Зачем я расстроил его?

Поднялся, нехотя пошел. На выходе из аллеи столкнулся с лейтенантом Ваней. Он медленно и четко вышагивал тонкими ногами, пощелкивая прутиком по хромовым голяшкам сапог, высвистывая мотивчик. Вид у него был такой, будто совсем недавно в его жизни произошло что-то очень приятное, важное, и он пошел прогуляться, наедине подумать, оставив себя лишь для самого себя, - вот такого счастливого, неповторимого.

- О, привет! - слегка козырнул Ваня. - Сейчас видел Антониду. Говорит - в деревню едешь.

- Хочу.

Ваня задумчиво пощелкал прутиком по голенищу, тряхнул белесым чубом, как бы ворохнув свои разнежившиеся мысли под черенком.

- Если хочешь - я поеду. Вместе. Хоть мне и некогда - поеду. Только скажи. Помогу. Тебе трудно будет, а? Ты без всяких - скажи, если надо.

- Нет, Ваня, не надо.

- Смотри. Подумай. Завтра скажешь.

Он пошел дальше так же задумчиво и одиноко, очень точно насвистывая "О голубка моя…" И это было красиво: тоненький, гибкий лейтенант среди красных стволов сосем, на фоне мелово-белого, сияющего холма.

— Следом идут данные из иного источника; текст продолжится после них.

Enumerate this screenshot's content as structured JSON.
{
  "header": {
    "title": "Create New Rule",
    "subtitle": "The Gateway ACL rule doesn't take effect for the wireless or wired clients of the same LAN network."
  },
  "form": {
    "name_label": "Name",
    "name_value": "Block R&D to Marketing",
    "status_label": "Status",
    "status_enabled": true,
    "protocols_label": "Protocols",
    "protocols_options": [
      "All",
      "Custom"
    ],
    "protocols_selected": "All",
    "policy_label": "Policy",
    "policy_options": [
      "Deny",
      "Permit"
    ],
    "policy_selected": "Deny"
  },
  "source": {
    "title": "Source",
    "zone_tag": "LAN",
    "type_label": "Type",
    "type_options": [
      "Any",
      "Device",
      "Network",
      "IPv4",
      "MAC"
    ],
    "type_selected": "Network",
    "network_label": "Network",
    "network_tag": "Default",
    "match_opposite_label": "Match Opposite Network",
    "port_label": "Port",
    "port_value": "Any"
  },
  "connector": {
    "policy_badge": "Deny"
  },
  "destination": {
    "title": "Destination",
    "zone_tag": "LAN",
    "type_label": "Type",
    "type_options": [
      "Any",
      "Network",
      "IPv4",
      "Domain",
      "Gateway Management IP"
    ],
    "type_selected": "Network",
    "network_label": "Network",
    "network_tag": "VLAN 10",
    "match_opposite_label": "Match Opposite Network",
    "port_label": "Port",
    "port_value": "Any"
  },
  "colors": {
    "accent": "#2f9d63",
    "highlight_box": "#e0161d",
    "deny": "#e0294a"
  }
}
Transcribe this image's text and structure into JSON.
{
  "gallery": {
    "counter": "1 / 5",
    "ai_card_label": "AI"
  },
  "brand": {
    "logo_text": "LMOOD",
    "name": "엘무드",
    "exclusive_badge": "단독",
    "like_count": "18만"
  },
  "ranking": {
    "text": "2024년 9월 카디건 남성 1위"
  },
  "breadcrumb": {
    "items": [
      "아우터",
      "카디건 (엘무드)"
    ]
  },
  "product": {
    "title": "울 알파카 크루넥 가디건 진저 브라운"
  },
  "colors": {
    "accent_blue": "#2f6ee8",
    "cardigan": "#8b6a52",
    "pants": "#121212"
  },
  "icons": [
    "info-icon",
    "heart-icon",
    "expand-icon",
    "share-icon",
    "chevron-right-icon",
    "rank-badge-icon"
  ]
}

Почему я в прошлый раз поторопился нехорошо подумать о нем?

5

Сначала пешком шесть километров. По белой хрупкой дороге, сквозь сосновые боры и березовые рощи, вдоль берега пустынной, будто навсегда осиротевшей Зеи. Вдвоем. Под ногами - шепелявый шелест подсохших листьев, стук чистой гальки на старых вымоинах, треск морозного ледка в распадках. И ноги Антониды - то впереди, то сбоку, - крупноватые, но неожиданно легкие, и зарозовевшие, мелькающие ладошки, - из них я взял хозяйственную, увесистую сумку, - и влажные проталины глаз, когда быстро, как-то пугливо она взглядывает на меня. Шаги, частое дыхание, разговор: о белке, струйкой рыжего пламени прошившей хвою сосны, о черной лохматой гусенице, суетливо переползающей дорогу, о кипящем муравейнике, о чистом прохладном небе, за которым неизвестно что - еще такие земли, как наша, или пустота, не постижимой нами черноты и холода. И вдруг желание, почти невыносимое: остановить Антониду, обнять и поцеловать… А потом - будь что будет.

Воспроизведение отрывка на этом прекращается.